Félix Tshisekedi was declared the winner of the December 2018 election, despite election observers' belief that Fayulu had won the vote, in what was seen by Fayulu and his supporters as a deal between Tshisekedi and outgoing President Joseph Kabila. Fayulu challenged the result in the DRC's Constitutional Court, which has been criticised for being staffed primarily by Kabila appointees, and thus by late January 2019 the court ruled that Tshisekedi was the rightful winner and he was sworn in as President. He has continued to remain active in politics since the election, continuing to claim that he was the rightful winner.
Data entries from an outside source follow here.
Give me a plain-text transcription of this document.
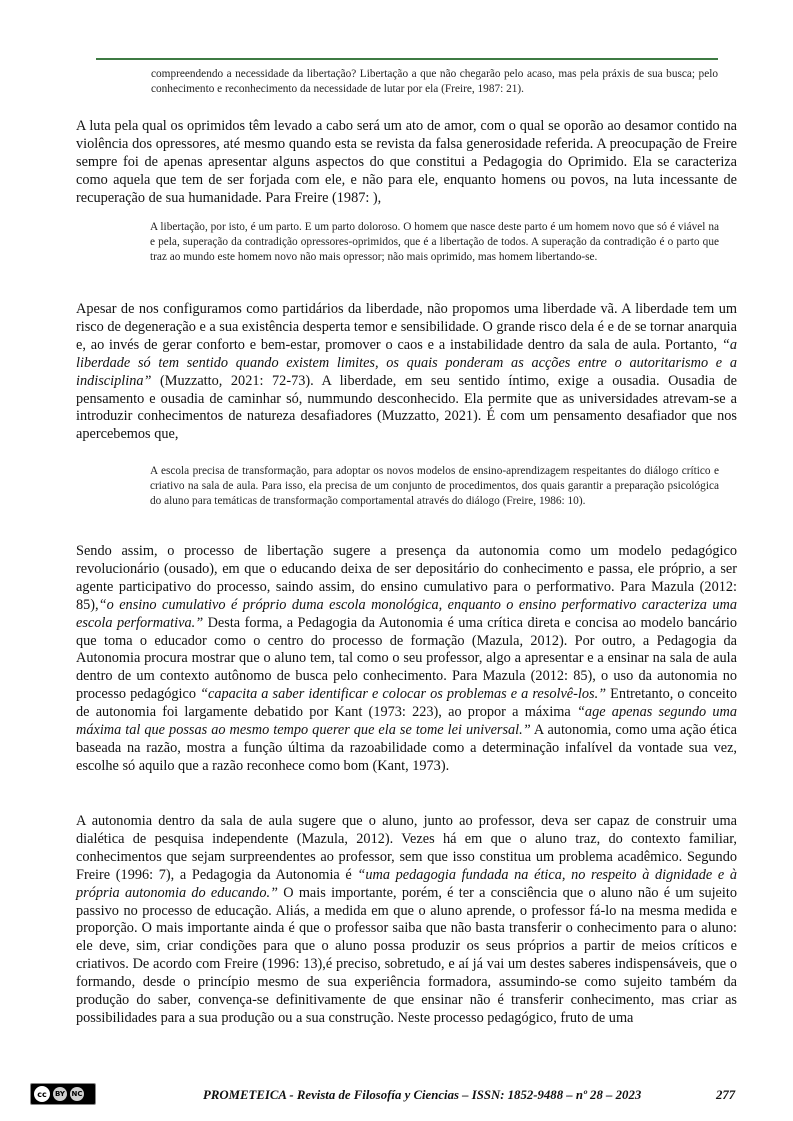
compreendendo a necessidade da libertação? Libertação a que não chegarão pelo acaso, mas pela práxis de sua busca; pelo conhecimento e reconhecimento da necessidade de lutar por ela (Freire, 1987: 21).

A luta pela qual os oprimidos têm levado a cabo será um ato de amor, com o qual se oporão ao desamor contido na violência dos opressores, até mesmo quando esta se revista da falsa generosidade referida. A preocupação de Freire sempre foi de apenas apresentar alguns aspectos do que constitui a Pedagogia do Oprimido. Ela se caracteriza como aquela que tem de ser forjada com ele, e não para ele, enquanto homens ou povos, na luta incessante de recuperação de sua humanidade. Para Freire (1987: ),

A libertação, por isto, é um parto. E um parto doloroso. O homem que nasce deste parto é um homem novo que só é viável na e pela, superação da contradição opressores-oprimidos, que é a libertação de todos. A superação da contradição é o parto que traz ao mundo este homem novo não mais opressor; não mais oprimido, mas homem libertando-se.

Apesar de nos configuramos como partidários da liberdade, não propomos uma liberdade vã. A liberdade tem um risco de degeneração e a sua existência desperta temor e sensibilidade. O grande risco dela é e de se tornar anarquia e, ao invés de gerar conforto e bem-estar, promover o caos e a instabilidade dentro da sala de aula. Portanto, “a liberdade só tem sentido quando existem limites, os quais ponderam as acções entre o autoritarismo e a indisciplina” (Muzzatto, 2021: 72-73). A liberdade, em seu sentido íntimo, exige a ousadia. Ousadia de pensamento e ousadia de caminhar só, nummundo desconhecido. Ela permite que as universidades atrevam-se a introduzir conhecimentos de natureza desafiadores (Muzzatto, 2021). É com um pensamento desafiador que nos apercebemos que,

A escola precisa de transformação, para adoptar os novos modelos de ensino-aprendizagem respeitantes do diálogo crítico e criativo na sala de aula. Para isso, ela precisa de um conjunto de procedimentos, dos quais garantir a preparação psicológica do aluno para temáticas de transformação comportamental através do diálogo (Freire, 1986: 10).

Sendo assim, o processo de libertação sugere a presença da autonomia como um modelo pedagógico revolucionário (ousado), em que o educando deixa de ser depositário do conhecimento e passa, ele próprio, a ser agente participativo do processo, saindo assim, do ensino cumulativo para o performativo. Para Mazula (2012: 85),“o ensino cumulativo é próprio duma escola monológica, enquanto o ensino performativo caracteriza uma escola performativa.” Desta forma, a Pedagogia da Autonomia é uma crítica direta e concisa ao modelo bancário que toma o educador como o centro do processo de formação (Mazula, 2012). Por outro, a Pedagogia da Autonomia procura mostrar que o aluno tem, tal como o seu professor, algo a apresentar e a ensinar na sala de aula dentro de um contexto autônomo de busca pelo conhecimento. Para Mazula (2012: 85), o uso da autonomia no processo pedagógico “capacita a saber identificar e colocar os problemas e a resolvê-los.” Entretanto, o conceito de autonomia foi largamente debatido por Kant (1973: 223), ao propor a máxima “age apenas segundo uma máxima tal que possas ao mesmo tempo querer que ela se tome lei universal.” A autonomia, como uma ação ética baseada na razão, mostra a função última da razoabilidade como a determinação infalível da vontade sua vez, escolhe só aquilo que a razão reconhece como bom (Kant, 1973).

A autonomia dentro da sala de aula sugere que o aluno, junto ao professor, deva ser capaz de construir uma dialética de pesquisa independente (Mazula, 2012). Vezes há em que o aluno traz, do contexto familiar, conhecimentos que sejam surpreendentes ao professor, sem que isso constitua um problema acadêmico. Segundo Freire (1996: 7), a Pedagogia da Autonomia é “uma pedagogia fundada na ética, no respeito à dignidade e à própria autonomia do educando.” O mais importante, porém, é ter a consciência que o aluno não é um sujeito passivo no processo de educação. Aliás, a medida em que o aluno aprende, o professor fá-lo na mesma medida e proporção. O mais importante ainda é que o professor saiba que não basta transferir o conhecimento para o aluno: ele deve, sim, criar condições para que o aluno possa produzir os seus próprios a partir de meios críticos e criativos. De acordo com Freire (1996: 13),é preciso, sobretudo, e aí já vai um destes saberes indispensáveis, que o formando, desde o princípio mesmo de sua experiência formadora, assumindo-se como sujeito também da produção do saber, convença-se definitivamente de que ensinar não é transferir conhecimento, mas criar as possibilidades para a sua produção ou a sua construção. Neste processo pedagógico, fruto de uma

cc	BY NC	PROMETEICA - Revista de Filosofía y Ciencias – ISSN: 1852-9488 – nº 28 – 2023	277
In late July 2019, he met in Lubumbashi with members of the opposition, including former Katanga Province governor Moïse Katumbi, former Prime Minister Adolphe Muzito, and a representative of former rebel leader Jean-Pierre Bemba. They discussed the future of the opposition and democracy in the DRC.

During the M23 campaign in early 2025, Fayulu called on the leader of the rebel Congo River Alliance, Corneille Nangaa, to stop the fighting and to respect the integrity of the country's territory and the lives of Congolese people.